Regression Line Equation

A regression line equation is a mathematical representation of the best-fit line through a set of data points, describing the relationship between two variables. The equation often takes the form of \( y = b_0 + b_1 x \), where \( y \) represents the dependent variable, \( x \) is the independent variable, and \( b_0 \) and \( b_1 \) are the intercept and slope, respectively.

In our current exercise, we calculated the regression line equation to be \( y = 122.105 - 0.933x \). This means that when you input a value for the unit weight \( x \), you can predict the corresponding porosity \( y \). The slope and intercept found point to this particular line as the best linear representation of the dataset.

Slope Interpretation

The slope \( b_1 \) in a regression equation is crucial as it indicates the rate of change in the dependent variable \( y \) for a one-unit change in the independent variable \( x \). It tells you the direction and steepness of the line. In our situation, our slope is \(-0.933\).

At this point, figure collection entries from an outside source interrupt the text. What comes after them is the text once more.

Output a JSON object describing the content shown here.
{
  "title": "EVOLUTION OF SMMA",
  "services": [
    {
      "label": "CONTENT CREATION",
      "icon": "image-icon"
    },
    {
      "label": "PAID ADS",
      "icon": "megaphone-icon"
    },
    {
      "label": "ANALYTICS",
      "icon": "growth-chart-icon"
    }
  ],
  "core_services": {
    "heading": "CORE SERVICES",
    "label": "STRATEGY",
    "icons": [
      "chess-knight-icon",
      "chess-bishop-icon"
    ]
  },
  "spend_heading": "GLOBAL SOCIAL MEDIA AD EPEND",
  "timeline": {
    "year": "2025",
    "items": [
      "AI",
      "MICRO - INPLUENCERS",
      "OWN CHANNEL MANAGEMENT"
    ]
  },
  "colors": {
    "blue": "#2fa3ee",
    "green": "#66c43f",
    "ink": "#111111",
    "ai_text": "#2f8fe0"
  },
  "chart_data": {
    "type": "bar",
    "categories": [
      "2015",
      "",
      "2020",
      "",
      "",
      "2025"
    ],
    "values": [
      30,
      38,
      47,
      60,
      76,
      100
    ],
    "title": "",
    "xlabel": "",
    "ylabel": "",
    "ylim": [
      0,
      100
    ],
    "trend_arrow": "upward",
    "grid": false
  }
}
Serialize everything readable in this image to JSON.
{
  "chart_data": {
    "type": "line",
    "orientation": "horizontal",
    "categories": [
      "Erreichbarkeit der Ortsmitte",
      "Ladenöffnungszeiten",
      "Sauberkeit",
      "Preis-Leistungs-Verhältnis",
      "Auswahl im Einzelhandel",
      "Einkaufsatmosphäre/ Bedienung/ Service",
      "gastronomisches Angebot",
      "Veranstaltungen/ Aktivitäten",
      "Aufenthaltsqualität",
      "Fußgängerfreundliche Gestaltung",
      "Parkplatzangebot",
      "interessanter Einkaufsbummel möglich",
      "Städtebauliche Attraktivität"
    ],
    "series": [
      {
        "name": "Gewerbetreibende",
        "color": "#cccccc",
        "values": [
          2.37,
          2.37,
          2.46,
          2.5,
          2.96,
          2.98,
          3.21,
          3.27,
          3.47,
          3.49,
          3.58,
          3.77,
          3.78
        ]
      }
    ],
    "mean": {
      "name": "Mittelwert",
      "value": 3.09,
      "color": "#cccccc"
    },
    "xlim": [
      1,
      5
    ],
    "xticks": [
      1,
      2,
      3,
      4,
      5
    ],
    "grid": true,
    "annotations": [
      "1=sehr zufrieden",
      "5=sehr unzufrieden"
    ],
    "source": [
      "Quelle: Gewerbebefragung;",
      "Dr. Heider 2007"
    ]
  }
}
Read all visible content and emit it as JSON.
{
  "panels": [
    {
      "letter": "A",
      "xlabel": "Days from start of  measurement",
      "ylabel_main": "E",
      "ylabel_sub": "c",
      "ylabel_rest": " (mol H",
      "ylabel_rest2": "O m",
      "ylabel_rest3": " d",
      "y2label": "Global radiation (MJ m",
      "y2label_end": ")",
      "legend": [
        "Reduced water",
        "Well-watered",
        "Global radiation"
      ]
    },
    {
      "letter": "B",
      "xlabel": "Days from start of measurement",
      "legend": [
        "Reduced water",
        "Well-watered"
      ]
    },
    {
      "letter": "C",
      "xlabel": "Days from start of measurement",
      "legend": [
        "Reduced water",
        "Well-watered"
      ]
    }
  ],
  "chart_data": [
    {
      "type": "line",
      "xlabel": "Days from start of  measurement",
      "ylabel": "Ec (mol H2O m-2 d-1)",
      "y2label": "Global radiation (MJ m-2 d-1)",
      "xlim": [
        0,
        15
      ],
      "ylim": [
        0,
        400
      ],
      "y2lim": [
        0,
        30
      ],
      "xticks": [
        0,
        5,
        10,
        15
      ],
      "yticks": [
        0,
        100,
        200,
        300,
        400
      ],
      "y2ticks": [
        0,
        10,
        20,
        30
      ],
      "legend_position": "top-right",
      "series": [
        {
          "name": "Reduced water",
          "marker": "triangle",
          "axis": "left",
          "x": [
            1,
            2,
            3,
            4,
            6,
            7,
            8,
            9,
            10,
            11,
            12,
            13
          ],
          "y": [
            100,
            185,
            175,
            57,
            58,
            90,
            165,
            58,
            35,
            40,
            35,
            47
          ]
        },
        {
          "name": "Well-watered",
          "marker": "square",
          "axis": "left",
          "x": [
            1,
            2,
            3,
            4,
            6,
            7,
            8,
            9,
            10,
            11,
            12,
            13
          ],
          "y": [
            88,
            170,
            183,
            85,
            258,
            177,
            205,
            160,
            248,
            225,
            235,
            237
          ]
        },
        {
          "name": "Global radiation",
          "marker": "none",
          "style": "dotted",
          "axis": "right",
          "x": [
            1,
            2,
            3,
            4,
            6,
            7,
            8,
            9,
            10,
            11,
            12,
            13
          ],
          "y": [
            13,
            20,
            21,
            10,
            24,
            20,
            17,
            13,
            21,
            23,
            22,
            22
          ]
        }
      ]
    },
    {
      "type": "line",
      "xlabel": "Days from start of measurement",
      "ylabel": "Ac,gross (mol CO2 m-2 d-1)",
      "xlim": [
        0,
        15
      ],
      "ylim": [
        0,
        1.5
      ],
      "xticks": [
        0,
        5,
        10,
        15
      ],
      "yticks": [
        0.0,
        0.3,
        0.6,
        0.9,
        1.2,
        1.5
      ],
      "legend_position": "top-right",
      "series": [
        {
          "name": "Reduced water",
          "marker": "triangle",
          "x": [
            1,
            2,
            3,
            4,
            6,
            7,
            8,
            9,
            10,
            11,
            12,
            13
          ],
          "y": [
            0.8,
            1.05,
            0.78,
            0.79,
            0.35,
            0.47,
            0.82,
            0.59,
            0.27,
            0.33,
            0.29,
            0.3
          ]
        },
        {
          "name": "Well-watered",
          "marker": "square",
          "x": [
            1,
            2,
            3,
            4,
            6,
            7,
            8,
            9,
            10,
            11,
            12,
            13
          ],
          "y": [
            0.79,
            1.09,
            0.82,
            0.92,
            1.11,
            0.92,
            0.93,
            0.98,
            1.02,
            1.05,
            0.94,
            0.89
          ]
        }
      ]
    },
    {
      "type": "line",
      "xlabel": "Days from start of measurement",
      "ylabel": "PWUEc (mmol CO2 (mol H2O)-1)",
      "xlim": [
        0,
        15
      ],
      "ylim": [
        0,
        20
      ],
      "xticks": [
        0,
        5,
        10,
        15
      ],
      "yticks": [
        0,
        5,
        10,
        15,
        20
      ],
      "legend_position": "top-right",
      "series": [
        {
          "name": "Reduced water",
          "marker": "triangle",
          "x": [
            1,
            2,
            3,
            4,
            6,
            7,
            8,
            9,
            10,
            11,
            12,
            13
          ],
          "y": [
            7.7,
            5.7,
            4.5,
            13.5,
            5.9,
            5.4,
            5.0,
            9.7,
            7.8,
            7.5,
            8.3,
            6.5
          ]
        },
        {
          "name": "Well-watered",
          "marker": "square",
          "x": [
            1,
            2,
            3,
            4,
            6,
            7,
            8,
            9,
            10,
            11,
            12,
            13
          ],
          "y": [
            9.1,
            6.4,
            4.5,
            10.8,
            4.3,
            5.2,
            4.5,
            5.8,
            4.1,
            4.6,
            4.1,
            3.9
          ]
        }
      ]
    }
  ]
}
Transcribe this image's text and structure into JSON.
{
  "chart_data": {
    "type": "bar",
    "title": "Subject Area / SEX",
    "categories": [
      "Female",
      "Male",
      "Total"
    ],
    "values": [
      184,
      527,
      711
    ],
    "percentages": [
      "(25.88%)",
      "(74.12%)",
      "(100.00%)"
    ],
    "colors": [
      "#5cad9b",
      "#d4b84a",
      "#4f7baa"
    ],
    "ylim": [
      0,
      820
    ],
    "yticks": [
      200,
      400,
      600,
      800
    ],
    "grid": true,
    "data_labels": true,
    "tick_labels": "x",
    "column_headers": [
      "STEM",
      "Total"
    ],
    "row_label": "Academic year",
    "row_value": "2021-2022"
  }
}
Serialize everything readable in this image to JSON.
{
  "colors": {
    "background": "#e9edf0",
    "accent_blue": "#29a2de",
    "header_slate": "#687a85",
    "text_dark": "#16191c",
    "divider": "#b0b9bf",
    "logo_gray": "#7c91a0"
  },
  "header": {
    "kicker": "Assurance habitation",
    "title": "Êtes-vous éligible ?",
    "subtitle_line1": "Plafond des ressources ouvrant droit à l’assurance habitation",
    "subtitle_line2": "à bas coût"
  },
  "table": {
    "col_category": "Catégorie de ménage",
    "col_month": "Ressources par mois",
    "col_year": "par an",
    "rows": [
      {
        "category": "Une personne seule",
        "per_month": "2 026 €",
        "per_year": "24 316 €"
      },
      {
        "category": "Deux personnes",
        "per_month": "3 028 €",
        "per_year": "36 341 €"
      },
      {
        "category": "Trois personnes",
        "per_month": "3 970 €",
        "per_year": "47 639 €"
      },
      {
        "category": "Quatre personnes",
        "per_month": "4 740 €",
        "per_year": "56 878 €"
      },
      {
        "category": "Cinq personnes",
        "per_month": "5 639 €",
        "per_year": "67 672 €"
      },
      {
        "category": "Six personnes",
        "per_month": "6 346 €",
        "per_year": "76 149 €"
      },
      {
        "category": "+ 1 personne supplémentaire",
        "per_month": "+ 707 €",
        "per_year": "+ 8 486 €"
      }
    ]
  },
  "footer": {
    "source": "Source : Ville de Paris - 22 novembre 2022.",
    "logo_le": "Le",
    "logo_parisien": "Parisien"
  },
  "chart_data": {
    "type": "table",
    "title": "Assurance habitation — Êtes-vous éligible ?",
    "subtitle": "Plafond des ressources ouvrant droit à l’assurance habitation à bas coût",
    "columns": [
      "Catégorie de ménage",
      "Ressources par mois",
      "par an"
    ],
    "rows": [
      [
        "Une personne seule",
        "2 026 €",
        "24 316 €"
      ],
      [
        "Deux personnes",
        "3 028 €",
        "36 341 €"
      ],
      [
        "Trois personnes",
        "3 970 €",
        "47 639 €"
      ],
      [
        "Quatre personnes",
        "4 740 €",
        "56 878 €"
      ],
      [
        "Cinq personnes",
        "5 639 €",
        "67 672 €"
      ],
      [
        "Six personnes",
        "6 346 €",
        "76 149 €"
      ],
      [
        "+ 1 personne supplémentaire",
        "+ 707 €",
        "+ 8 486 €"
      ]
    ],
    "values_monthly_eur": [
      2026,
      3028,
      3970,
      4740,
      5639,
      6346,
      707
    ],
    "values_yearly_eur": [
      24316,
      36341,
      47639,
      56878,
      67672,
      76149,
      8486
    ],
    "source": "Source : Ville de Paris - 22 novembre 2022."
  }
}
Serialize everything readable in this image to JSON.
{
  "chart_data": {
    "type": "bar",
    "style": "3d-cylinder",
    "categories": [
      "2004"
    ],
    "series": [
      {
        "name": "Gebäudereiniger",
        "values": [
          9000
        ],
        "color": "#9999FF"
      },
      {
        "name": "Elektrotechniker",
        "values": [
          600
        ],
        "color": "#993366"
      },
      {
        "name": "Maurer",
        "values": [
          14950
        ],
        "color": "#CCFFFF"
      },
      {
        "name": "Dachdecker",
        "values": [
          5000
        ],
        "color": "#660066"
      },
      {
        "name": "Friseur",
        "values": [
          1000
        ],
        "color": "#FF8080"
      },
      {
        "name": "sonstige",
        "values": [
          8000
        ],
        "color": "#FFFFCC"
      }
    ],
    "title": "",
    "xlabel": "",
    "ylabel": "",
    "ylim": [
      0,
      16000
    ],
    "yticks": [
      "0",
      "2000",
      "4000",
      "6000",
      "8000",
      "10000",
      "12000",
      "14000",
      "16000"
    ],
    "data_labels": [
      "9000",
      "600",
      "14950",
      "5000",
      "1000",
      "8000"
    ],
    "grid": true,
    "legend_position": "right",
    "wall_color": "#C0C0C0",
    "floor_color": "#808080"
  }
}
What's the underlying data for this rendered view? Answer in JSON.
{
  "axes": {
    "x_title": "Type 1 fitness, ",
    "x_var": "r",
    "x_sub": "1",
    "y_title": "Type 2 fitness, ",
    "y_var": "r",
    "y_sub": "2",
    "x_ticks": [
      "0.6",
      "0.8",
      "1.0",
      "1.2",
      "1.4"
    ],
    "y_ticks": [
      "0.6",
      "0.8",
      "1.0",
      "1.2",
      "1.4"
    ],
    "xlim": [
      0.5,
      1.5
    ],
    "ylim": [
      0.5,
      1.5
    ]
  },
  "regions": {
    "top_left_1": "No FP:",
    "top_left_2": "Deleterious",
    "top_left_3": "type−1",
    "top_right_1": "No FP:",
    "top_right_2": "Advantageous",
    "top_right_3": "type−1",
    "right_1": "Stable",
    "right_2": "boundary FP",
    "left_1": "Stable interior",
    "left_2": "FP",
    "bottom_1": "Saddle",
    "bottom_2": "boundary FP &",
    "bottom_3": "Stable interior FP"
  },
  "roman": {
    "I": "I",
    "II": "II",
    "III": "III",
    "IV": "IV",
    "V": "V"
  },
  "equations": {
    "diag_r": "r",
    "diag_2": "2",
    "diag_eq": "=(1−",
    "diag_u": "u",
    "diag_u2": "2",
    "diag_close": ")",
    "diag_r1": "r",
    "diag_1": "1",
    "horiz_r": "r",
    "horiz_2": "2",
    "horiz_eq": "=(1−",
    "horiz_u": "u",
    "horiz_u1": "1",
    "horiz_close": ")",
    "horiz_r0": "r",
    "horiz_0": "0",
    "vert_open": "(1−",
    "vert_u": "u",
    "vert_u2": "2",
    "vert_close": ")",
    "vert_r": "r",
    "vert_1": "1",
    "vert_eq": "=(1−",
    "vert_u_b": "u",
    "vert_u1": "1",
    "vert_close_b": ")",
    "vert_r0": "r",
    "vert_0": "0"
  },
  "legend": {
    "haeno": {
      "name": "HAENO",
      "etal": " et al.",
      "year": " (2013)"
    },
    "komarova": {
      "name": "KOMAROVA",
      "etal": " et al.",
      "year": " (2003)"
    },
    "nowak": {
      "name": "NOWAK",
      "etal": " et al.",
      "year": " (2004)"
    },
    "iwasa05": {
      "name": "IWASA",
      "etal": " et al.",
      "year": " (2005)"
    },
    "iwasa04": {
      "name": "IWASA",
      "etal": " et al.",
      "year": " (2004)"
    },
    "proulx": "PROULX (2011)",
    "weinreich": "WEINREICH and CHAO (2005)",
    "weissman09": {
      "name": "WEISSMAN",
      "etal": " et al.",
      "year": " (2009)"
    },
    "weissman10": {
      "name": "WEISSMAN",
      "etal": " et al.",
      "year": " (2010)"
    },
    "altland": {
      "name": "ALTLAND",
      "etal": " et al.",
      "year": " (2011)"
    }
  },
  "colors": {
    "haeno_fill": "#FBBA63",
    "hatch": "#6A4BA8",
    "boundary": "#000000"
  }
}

This negative slope suggests that as unit weight \( x \) increases by one pound per cubic foot (pcf), porosity \( y \) decreases by about 0.933%. This inverse relationship implies that heavier concrete specimens tend to be less porous. Such insights enable us to make informed predictions about material behavior in different conditions. This understanding is particularly crucial for applications like creating drainage-optimized concrete.

Residuals Calculation

Residuals are the differences between the observed values \( y_i \) and the predicted values \( \hat{y}_i \) from our regression line. They help determine how well the line fits the actual data. In simple terms, residuals show the deviation of each data point from the estimated line.

For our dataset, considering the first observation with \( x=99.0 \) and \( y=28.8 \), the predicted porosity becomes \( 28.8 - (122.105 - 0.933 \times 99.0) = 5.685 \). Similarly, for \( x=101.1 \), \( y=27.9 \), the residual is \( 4.792 \).

Small residuals indicate that the regression line closely matches the data points, which is desirable as it hints at a strong model fit.

Variance Explanation

Variance in regression analysis refers to the extent that data points differ from the mean value of the dependent variable. It's central to understanding how much of the variation in \( y \) our regression model can explain. It is often measured via the R-squared statistic, which gives a proportion of the variance captured by the model.

In our case, an R-squared value of 0.9792 was found. This means an admirable 97.92% of the variance in porosity is explained by the linear relationship between unit weight and porosity.

This high value assures us that the model effectively captures most of the variability, offering confidence in its predictions and analyses. Variance analysis thus serves as a key indicator of model reliability and accuracy.